Disconnecting yourself from emotions isn't burying your emotions. Its a process of introspection and learning what your current emotional state is, and either working to return to my baseline state, or removing myself from the situation. A few things that I've learned:

Understanding what affects my mood

  • If I'm hungry or if I didn't get enough sleep, I'll often become irritable.
  • When I exercise regularly in the mornings, I set myself up to be in a better head space.
  • I burn out if I don't take vacations often or there are other compounding stressors. How close to burnout is important for me to keep tabs on. The closer I am, the more erratic my behavior will be and the less passionate I will be about work.
  • As it gets closer to the end of the day, I get tired and can more easily get irritable.

Understanding when to stop and take a breather

Sometimes people send me a message or email that spike my blood pressure. I've found that if something triggers me, taking a step back to think about it or let it bake helps a lot.
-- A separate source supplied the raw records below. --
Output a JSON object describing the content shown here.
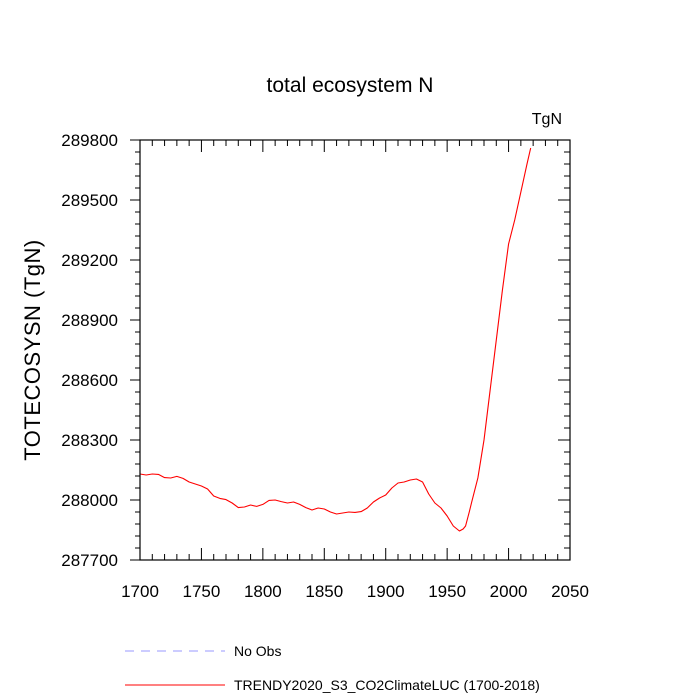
{
  "chart_data": {
    "type": "line",
    "title": "total ecosystem N",
    "units_label": "TgN",
    "ylabel": "TOTECOSYSN  (TgN)",
    "xlabel": "",
    "xlim": [
      1700,
      2050
    ],
    "ylim": [
      287700,
      289800
    ],
    "x_ticks": [
      1700,
      1750,
      1800,
      1850,
      1900,
      1950,
      2000,
      2050
    ],
    "y_ticks": [
      287700,
      288000,
      288300,
      288600,
      288900,
      289200,
      289500,
      289800
    ],
    "x_tick_labels": [
      "1700",
      "1750",
      "1800",
      "1850",
      "1900",
      "1950",
      "2000",
      "2050"
    ],
    "y_tick_labels": [
      "287700",
      "288000",
      "288300",
      "288600",
      "288900",
      "289200",
      "289500",
      "289800"
    ],
    "grid": false,
    "series": [
      {
        "name": "TRENDY2020_S3_CO2ClimateLUC (1700-2018)",
        "color": "#ff0000",
        "style": "solid",
        "x": [
          1700,
          1705,
          1710,
          1715,
          1720,
          1725,
          1730,
          1735,
          1740,
          1745,
          1750,
          1755,
          1760,
          1765,
          1770,
          1775,
          1780,
          1785,
          1790,
          1795,
          1800,
          1805,
          1810,
          1815,
          1820,
          1825,
          1830,
          1835,
          1840,
          1845,
          1850,
          1855,
          1860,
          1865,
          1870,
          1875,
          1880,
          1885,
          1890,
          1895,
          1900,
          1905,
          1910,
          1915,
          1920,
          1925,
          1930,
          1935,
          1940,
          1945,
          1950,
          1955,
          1960,
          1963,
          1965,
          1968,
          1970,
          1975,
          1980,
          1985,
          1990,
          1995,
          2000,
          2005,
          2010,
          2015,
          2018
        ],
        "values": [
          288130,
          288125,
          288130,
          288128,
          288112,
          288110,
          288118,
          288108,
          288090,
          288080,
          288070,
          288055,
          288020,
          288008,
          288002,
          287985,
          287962,
          287965,
          287975,
          287968,
          287978,
          287998,
          288000,
          287992,
          287985,
          287990,
          287978,
          287962,
          287950,
          287960,
          287955,
          287940,
          287930,
          287935,
          287940,
          287938,
          287942,
          287960,
          287990,
          288010,
          288025,
          288060,
          288085,
          288090,
          288100,
          288105,
          288090,
          288030,
          287985,
          287960,
          287920,
          287870,
          287845,
          287855,
          287870,
          287940,
          287990,
          288110,
          288300,
          288550,
          288800,
          289050,
          289280,
          289400,
          289540,
          289680,
          289760
        ]
      },
      {
        "name": "No Obs",
        "color": "#9999ff",
        "style": "dashed",
        "x": [],
        "values": []
      }
    ],
    "legend": {
      "placement": "bottom",
      "entries": [
        "No Obs",
        "TRENDY2020_S3_CO2ClimateLUC (1700-2018)"
      ]
    }
  }
}
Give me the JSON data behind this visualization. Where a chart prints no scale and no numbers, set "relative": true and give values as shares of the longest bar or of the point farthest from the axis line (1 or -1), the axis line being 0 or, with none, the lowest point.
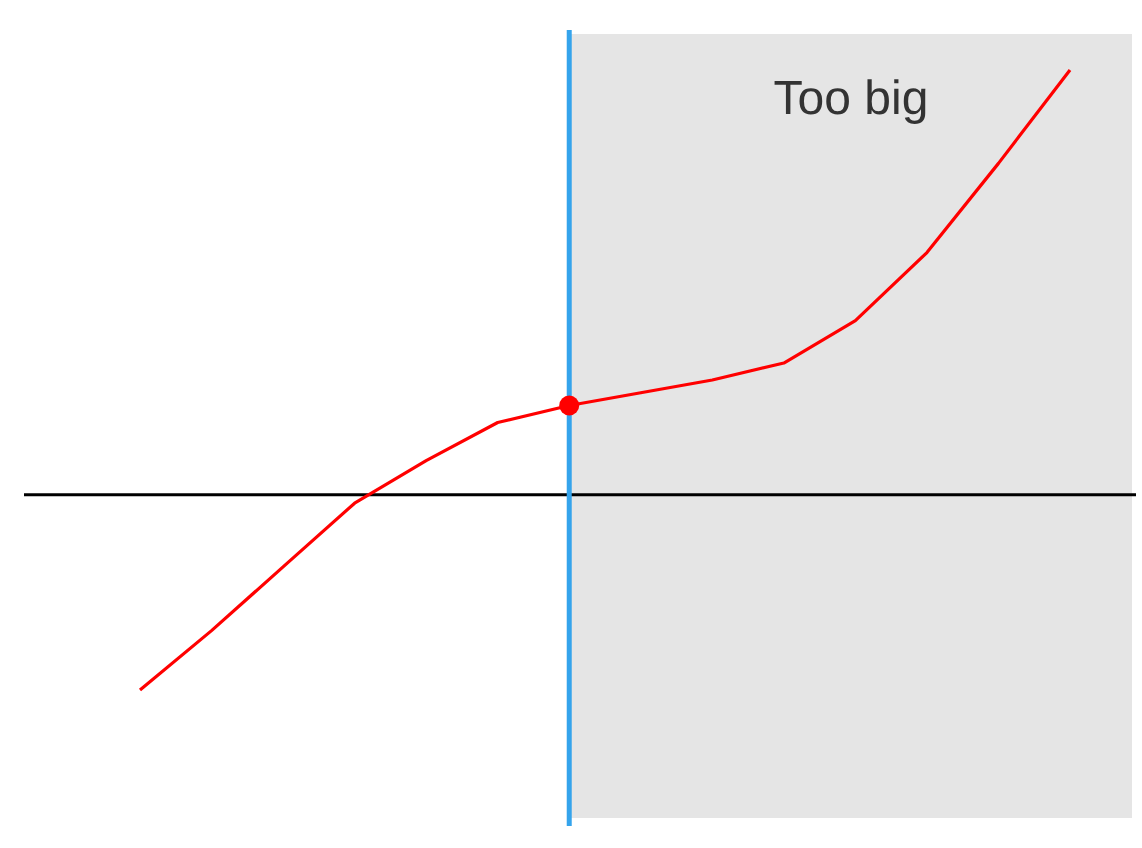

I've found a lot of success putting something down, then picking it up again the next morning when I'm fresh and in a better head space. The scope of problems tend to be smaller the farther you get from it and initial reactions are usually overblown.

Understanding when to dig in

Speaking of initial reactions, one of my flaws is overreacting based on my initial reaction. Its easy to do so, but generally taking some time to investigate and dig in before gauging the severity of it is beneficial and something I actively work on. Its very easy to experience something, scream "WHAT?", go on a tear and make things works. It takes discipline and detachment to stop, investigate, and ask questions, then thoughtfully determine the impact and next steps.

Understanding when to let things fall by the wayside.

If you're doing a good job, people are going to want you to do more. Knowing when to let things fall by the wayside (which is different from letting things slip through the cracks) is an invaluable skill.